I had stretched out this trip as long as I could. It was tough to leave, but the drive through Rocky Mountain National Park would be a pretty one. The visitor centers in the National Parks are often interesting places (though they shouldn’t replace the outdoor world of the parks). We usually always learned something new and the displays were intriguing for Bella. We stopped at the stone and wood Kawuneeche Visitor Center above Grand Lake on the west side before we proceeded. Up we wound on “the highest continuous paved road in the U.S.,” which topped out at over 12,000 feet. We stopped at Hidden Valley for lunch and a short stroll at this former spot of a ski area (due to changing climate, it no longer receives enough snow and one can hardly see that it was a ski area). The pines were thick at the base of the valley, gradually fading out high up at timberline in this classically shaped, large alpine bowl.

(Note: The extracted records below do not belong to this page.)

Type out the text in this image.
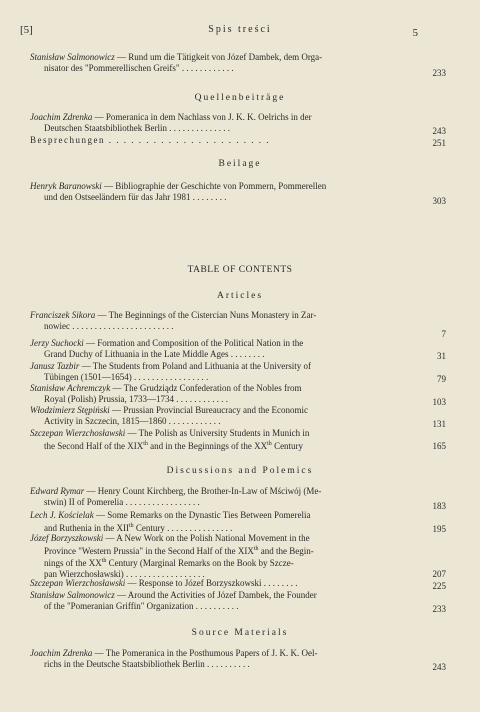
[5]	Spis treści	5
Stanisław Salmonowicz — Rund um die Tätigkeit von Józef Dambek, dem Orga-
nisator des "Pommerellischen Greifs" . . . . . . . . . . . .
233
Quellenbeiträge
Joachim Zdrenka — Pomeranica in dem Nachlass von J. K. K. Oelrichs in der
Deutschen Staatsbibliothek Berlin . . . . . . . . . . . . . .	243
Besprechungen . . . . . . . . . . . . . . . . . . . . . .	251
Beilage
Henryk Baranowski — Bibliographie der Geschichte von Pommern, Pommerellen
und den Ostseeländern für das Jahr 1981 . . . . . . . .	303
TABLE OF CONTENTS
Articles
Franciszek Sikora — The Beginnings of the Cistercian Nuns Monastery in Zar-
nowiec . . . . . . . . . . . . . . . . . . . . . . .
7
Jerzy Suchocki — Formation and Composition of the Political Nation in the
Grand Duchy of Lithuania in the Late Middle Ages . . . . . . . .	31
Janusz Tazbir — The Students from Poland and Lithuania at the University of
Tübingen (1501—1654) . . . . . . . . . . . . . . . . .	79
Stanisław Achremczyk — The Grudziądz Confederation of the Nobles from
Royal (Polish) Prussia, 1733—1734 . . . . . . . . . . . .	103
Włodzimierz Stępiński — Prussian Provincial Bureaucracy and the Economic
Activity in Szczecin, 1815—1860 . . . . . . . . . . . .	131
Szczepan Wierzchosławski — The Polish as University Students in Munich in
the Second Half of the XIXth and in the Beginnings of the XXth Century	165
Discussions and Polemics
Edward Rymar — Henry Count Kirchberg, the Brother-In-Law of Mściwój (Me-
stwin) II of Pomerelia . . . . . . . . . . . . . . . . .	183
Lech J. Kościelak — Some Remarks on the Dynastic Ties Between Pomerelia
and Ruthenia in the XIIth Century . . . . . . . . . . . . . . .	195
Józef Borzyszkowski — A New Work on the Polish National Movement in the
Province "Western Prussia" in the Second Half of the XIXth and the Begin-
nings of the XXth Century (Marginal Remarks on the Book by Szcze-
pan Wierzchosławski) . . . . . . . . . . . . . . . . . .	207
Szczepan Wierzchosławski — Response to Józef Borzyszkowski . . . . . . . .	225
Stanisław Salmonowicz — Around the Activities of Józef Dambek, the Founder
of the "Pomeranian Griffin" Organization . . . . . . . . . .	233
Source Materials
Joachim Zdrenka — The Pomeranica in the Posthumous Papers of J. K. K. Oel-
richs in the Deutsche Staatsbibliothek Berlin . . . . . . . . . .	243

On the far eastern side of the park, elk served as sentinels as we approached the popular, pretty, small, touristy town of Estes Park. The “park” in Rocky Mountain parlance refers to a sparsely treed, relatively flat opening in the mountains; something like a small valley. The stores and lodges were aesthetically constructed amidst the tall pines, rock outcrops, and roaring stream that ran through town. We had some final shopping to do and you can get about everything you might want here. Bella was quite taken by the place and declared she just might live here some day.

In Estes Park
After a long, winding drive through a canyon along a river, we emerged on the dusty, hot Front Range and the beginning of the high plains with roads lined by strip malls. I drove as far as I could down two-lane roads through the starry, milky way-streaked night where shooting stars were as common as cars. By 3 AM I was spent and we pulled into a rest stop. I had a surprisingly restful 5 hours of sleep in the front seat of the Honda.

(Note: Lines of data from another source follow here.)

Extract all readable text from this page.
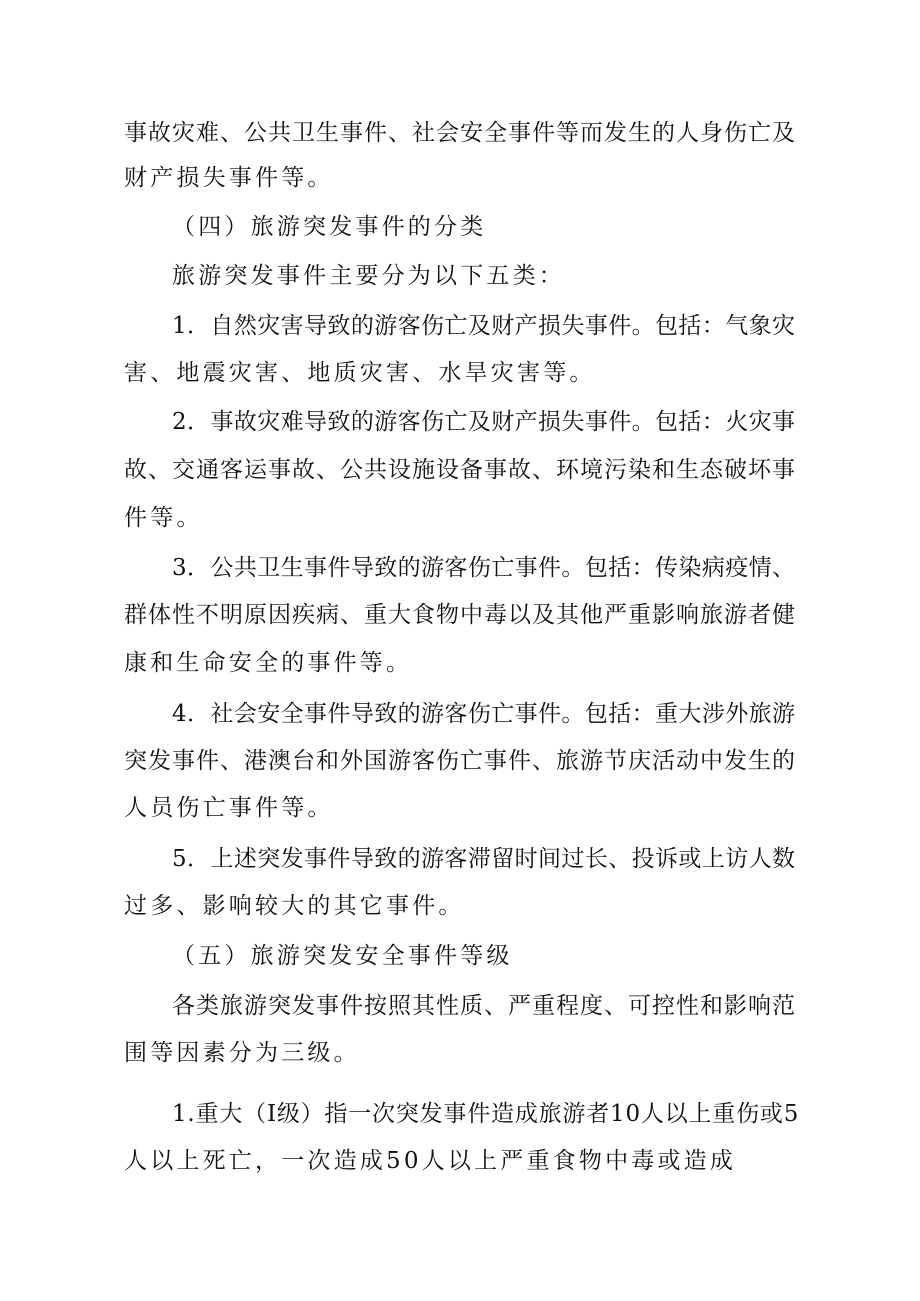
事故灾难、公共卫生事件、社会安全事件等而发生的人身伤亡及
财产损失事件等。
（四）旅游突发事件的分类
旅游突发事件主要分为以下五类：
1．自然灾害导致的游客伤亡及财产损失事件。包括：气象灾
害、地震灾害、地质灾害、水旱灾害等。
2．事故灾难导致的游客伤亡及财产损失事件。包括：火灾事
故、交通客运事故、公共设施设备事故、环境污染和生态破坏事
件等。
3．公共卫生事件导致的游客伤亡事件。包括：传染病疫情、
群体性不明原因疾病、重大食物中毒以及其他严重影响旅游者健
康和生命安全的事件等。
4．社会安全事件导致的游客伤亡事件。包括：重大涉外旅游
突发事件、港澳台和外国游客伤亡事件、旅游节庆活动中发生的
人员伤亡事件等。
5．上述突发事件导致的游客滞留时间过长、投诉或上访人数
过多、影响较大的其它事件。
（五）旅游突发安全事件等级
各类旅游突发事件按照其性质、严重程度、可控性和影响范
围等因素分为三级。
1.重大（I级）指一次突发事件造成旅游者10人以上重伤或5
人以上死亡，一次造成50人以上严重食物中毒或造成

I made some coffee and ate some yogurt and we were on our way again. We finished up another audio book about princesses and dragons and we were in Minnesota at the edge of the big woods. Oak trees grow tall and green; more water is present. The clouds formed strange dark and light layers in the sky and the world was green below as we drove across the center of the state to return Bella to her mother after their longest separation. Everyone was fine.

Back on the Plains
I continued another two and a half hours home. I was being picked up at ten the next morning for a seven hour drive to a campsite that would be my base for a couple of Phish concerts. My road tripping skills were honed; the turnaround would be no problem. The trip meter read 4000 miles with eighty hours of driving time by the time I pulled into the parking lot of my apartment.

Wednesday, September 1, 2010

Travels in the West II

After a week in the friendly, home-like ambiance of Whitefish, the rafting and chairlift riding and alpine sliding and swimming, we left south down the Rockies for places known and unknown. A one-day drive to Yellowstone turned into two as the lure of hot springs and culture intervened in our arrival at the granddaddy of National Parks.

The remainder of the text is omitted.